Il est 20h40. Dans vingt minutes, le match commence. Et déjà, les commandes tombent. Pendant un Mondial, le service ne se gagne pas au coup d’envoi. Il se prépare en amont : organisation, carte, équipes, logistique. Les données sont constantes et l’essentiel des commandes se concentre sur les vingt minutes avant le match et la mi-temps.
Tout se joue avant 21h
En 2026, le calendrier nord-américain aligne les rencontres sur les temps forts du snacking en France — 18h, 21h, parfois 23h. Un contexte idéal sur le papier, mais exigeant dans l’exécution. Bernard Boutboul, fondateur du Cabinet Gira Conseil le rappelle sans détour : « Le pic d’activité ne pardonne aucune improvisation. » À cet instant, tout ce qui n’a pas été anticipé devient un point de friction et une source d’insatisfaction.
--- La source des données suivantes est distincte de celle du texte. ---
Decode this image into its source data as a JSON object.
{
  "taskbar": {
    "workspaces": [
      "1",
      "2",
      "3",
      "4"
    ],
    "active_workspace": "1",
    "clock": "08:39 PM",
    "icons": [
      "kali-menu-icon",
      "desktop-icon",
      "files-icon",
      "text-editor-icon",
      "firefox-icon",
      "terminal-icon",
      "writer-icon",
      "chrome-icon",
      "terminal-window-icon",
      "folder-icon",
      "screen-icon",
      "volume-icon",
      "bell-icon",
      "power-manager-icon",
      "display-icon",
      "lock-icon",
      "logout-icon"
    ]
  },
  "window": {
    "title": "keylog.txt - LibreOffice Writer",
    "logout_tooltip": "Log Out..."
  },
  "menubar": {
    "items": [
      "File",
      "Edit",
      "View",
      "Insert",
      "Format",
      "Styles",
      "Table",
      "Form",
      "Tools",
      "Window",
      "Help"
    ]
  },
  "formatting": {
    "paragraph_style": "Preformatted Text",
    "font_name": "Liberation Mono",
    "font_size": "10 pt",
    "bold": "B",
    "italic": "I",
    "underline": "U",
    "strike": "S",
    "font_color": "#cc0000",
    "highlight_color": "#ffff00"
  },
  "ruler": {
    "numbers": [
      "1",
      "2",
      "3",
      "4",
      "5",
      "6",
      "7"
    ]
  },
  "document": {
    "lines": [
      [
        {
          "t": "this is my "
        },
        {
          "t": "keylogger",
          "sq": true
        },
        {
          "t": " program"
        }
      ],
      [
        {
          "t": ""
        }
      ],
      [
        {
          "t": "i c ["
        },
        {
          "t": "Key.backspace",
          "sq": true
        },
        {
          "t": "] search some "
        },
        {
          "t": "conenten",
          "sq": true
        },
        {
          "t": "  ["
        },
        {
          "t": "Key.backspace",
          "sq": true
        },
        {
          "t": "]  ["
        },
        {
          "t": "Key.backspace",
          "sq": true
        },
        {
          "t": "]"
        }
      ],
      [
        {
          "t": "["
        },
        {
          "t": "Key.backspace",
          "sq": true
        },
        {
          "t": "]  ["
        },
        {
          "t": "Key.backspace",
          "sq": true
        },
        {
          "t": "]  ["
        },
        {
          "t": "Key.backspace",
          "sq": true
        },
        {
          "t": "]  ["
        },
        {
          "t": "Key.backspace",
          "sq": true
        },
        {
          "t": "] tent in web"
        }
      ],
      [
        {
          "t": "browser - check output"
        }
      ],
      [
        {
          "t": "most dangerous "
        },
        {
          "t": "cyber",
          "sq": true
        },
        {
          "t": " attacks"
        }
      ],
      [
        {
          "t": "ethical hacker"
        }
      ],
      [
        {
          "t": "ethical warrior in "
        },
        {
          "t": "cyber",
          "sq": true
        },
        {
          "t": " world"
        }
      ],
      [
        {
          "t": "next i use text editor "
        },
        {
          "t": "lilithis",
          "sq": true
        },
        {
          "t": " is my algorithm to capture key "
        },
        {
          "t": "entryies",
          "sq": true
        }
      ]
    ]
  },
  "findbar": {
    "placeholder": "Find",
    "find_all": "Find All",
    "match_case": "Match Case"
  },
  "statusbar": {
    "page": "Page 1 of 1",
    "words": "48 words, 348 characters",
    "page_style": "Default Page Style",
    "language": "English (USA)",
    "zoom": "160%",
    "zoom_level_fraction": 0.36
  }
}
Simplifier pour tenir le rythme
La demande est là, massive et concentrée. Le défi n’est pas de la générer, mais de l’absorber. Lors des précédentes compétitions, de nombreux établissements ont été débordés : retards, commandes livrées après le match, équipes saturées. « On a refusé des commandes pour la première fois. Sinon, on allait droit dans le mur », confie un exploitant. Dans ce contexte, accepter toutes les commandes devient un risque. La réponse passe par la simplification. Carte resserrée, produits maîtrisés, process répétés. Pour Nicolas Nouchi, fondateur de Stratég'eat, vouloir en faire trop reste l’erreur classique. Pendant un match, le client ne cherche pas la variété, mais une solution fiable. « On a supprimé 30 % de la carte les soirs de match. Moins d’erreurs, plus de débit. » Moins de choix, plus d’efficacité. C’est ce qui permet de tenir la cadence sans dégrader l’expérience.
Choisir et orchestrer plutôt que subir
Avec 104 matchs, tout activer est une illusion. Une quinzaine de rencontres suffit généralement à structurer l’essentiel du chiffre d’affaires, avec en priorité les matchs des Bleus, les grandes affiches internationales, certains matchs à forte dimension communautaire. Lire le calendrier, c’est d’abord faire des choix. Une fois les temps forts identifiés, l’exécution devient déterminante : équipes renforcées, stocks calibrés, parcours client fluidifiés entre salle, click & collect et livraison. La précommande s’impose comme un levier structurant pour lisser les flux et sécuriser l’expérience. Mieux vaut refuser une commande que d’en accepter une que l’on ne pourra pas honorer correctement. Pendant le Mondial, la performance ne se joue pas dans l’instant. Elle se construit en amont. Car au coup d’envoi… il est déjà trop tard.